Truly though, my real gift from her has been the change to revel in her recent explosion of language and imagination that's happened in the course of the last couple of months.

Her teachers tell me that she excels in both emergent writing and dramatic play (for daycare, this is really more like pre-school given the concepts they're being taught). We see it every day. She's often offered imaginary popcorn by Woozles (see Winnie the Pooh if you're unfamiliar) that seem to follow wherever she's got a craving for popcorn (which she's only ever had once, ages ago). Friday, on the way home, she was being offered imaginary lollipops by the mermaid sitting next to her in the back seat.
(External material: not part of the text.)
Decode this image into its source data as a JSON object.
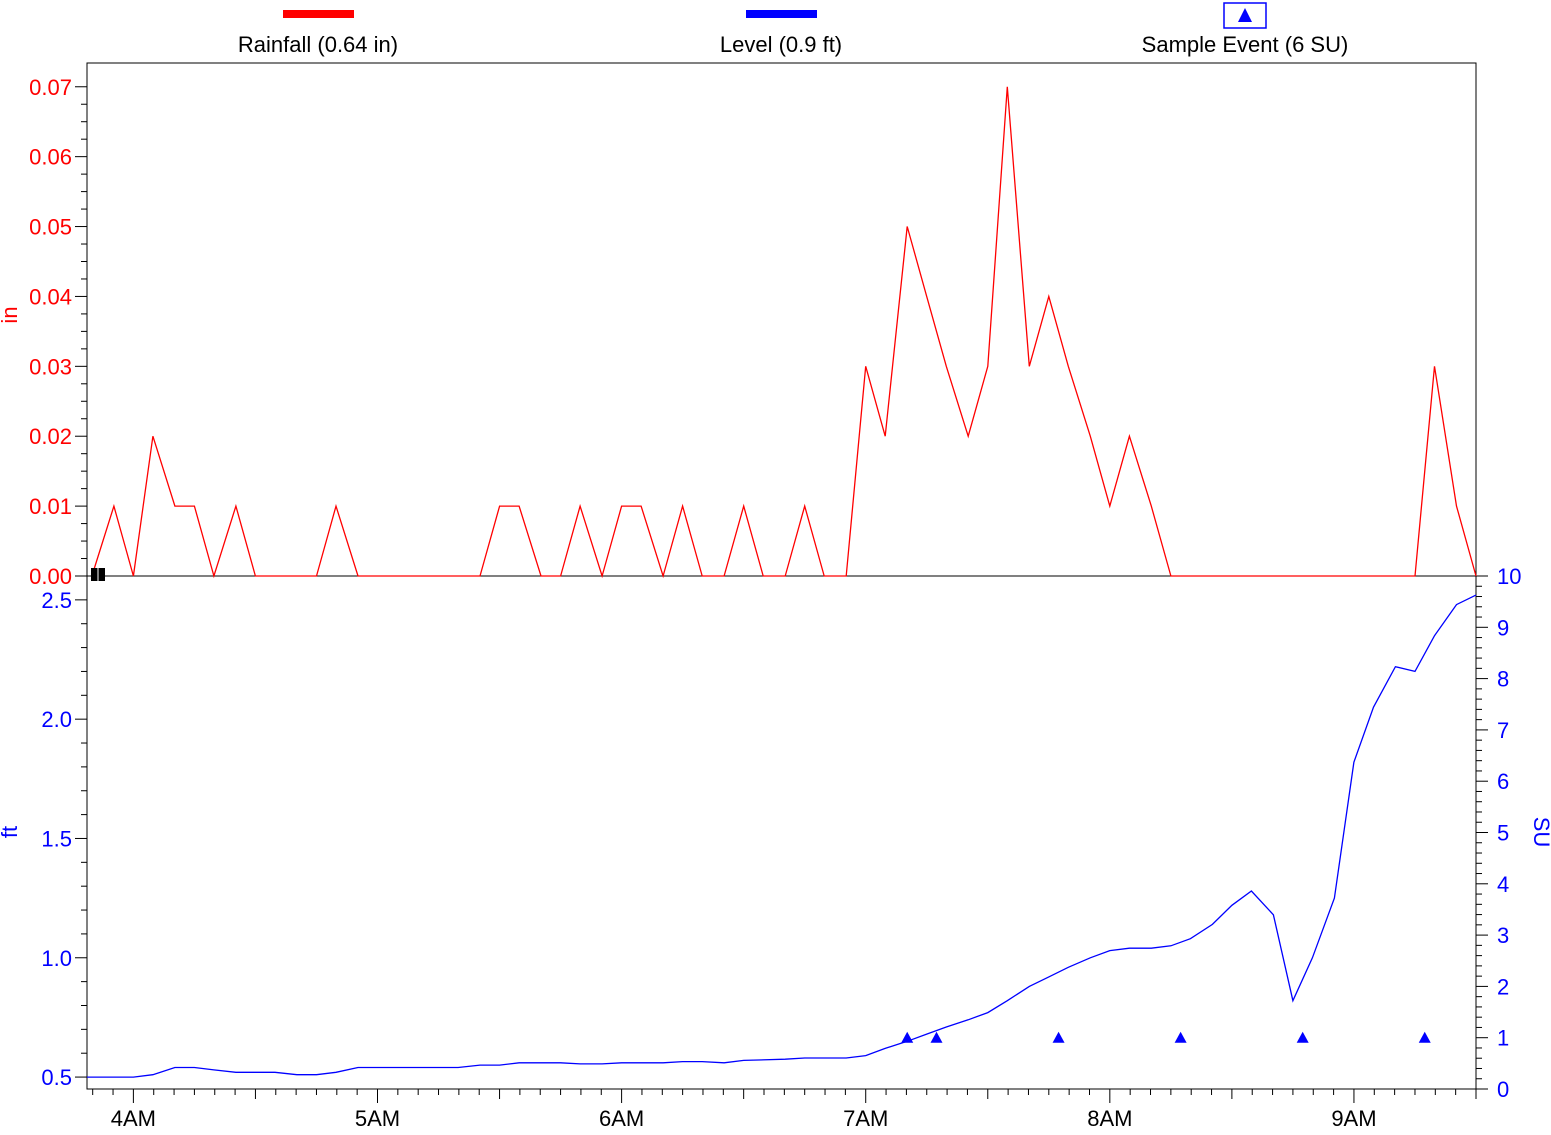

Last night, she raided a store under the sea on an impromptu oceanic adventure in the bathtub. Naturally, mermaids helped.

She sees monsters in dark parking garages and the woods as we drive by. Some are good, some are bad. The ones currently under bed are her friends. Same for the ones residing in the closet.

I knew life was going to get interesting a few months ago when I had cleaned out her playroom closet and left a shallow, dish shaped basket on the floor while I contemplated it's fate. I walked in one night to check on her and she was sitting in it. She looked up at me and said, "My nest!" Under her bum were 3 bug-mobiles that were vaguely egg shaped. She was "hatching them" and then placing them reverently in a box.

I hadn't realized then how interesting, and funny, it was really going to become.

What better Mother's Day gift than a happy, healthy, giggling, playful, imaginative daughter could there be?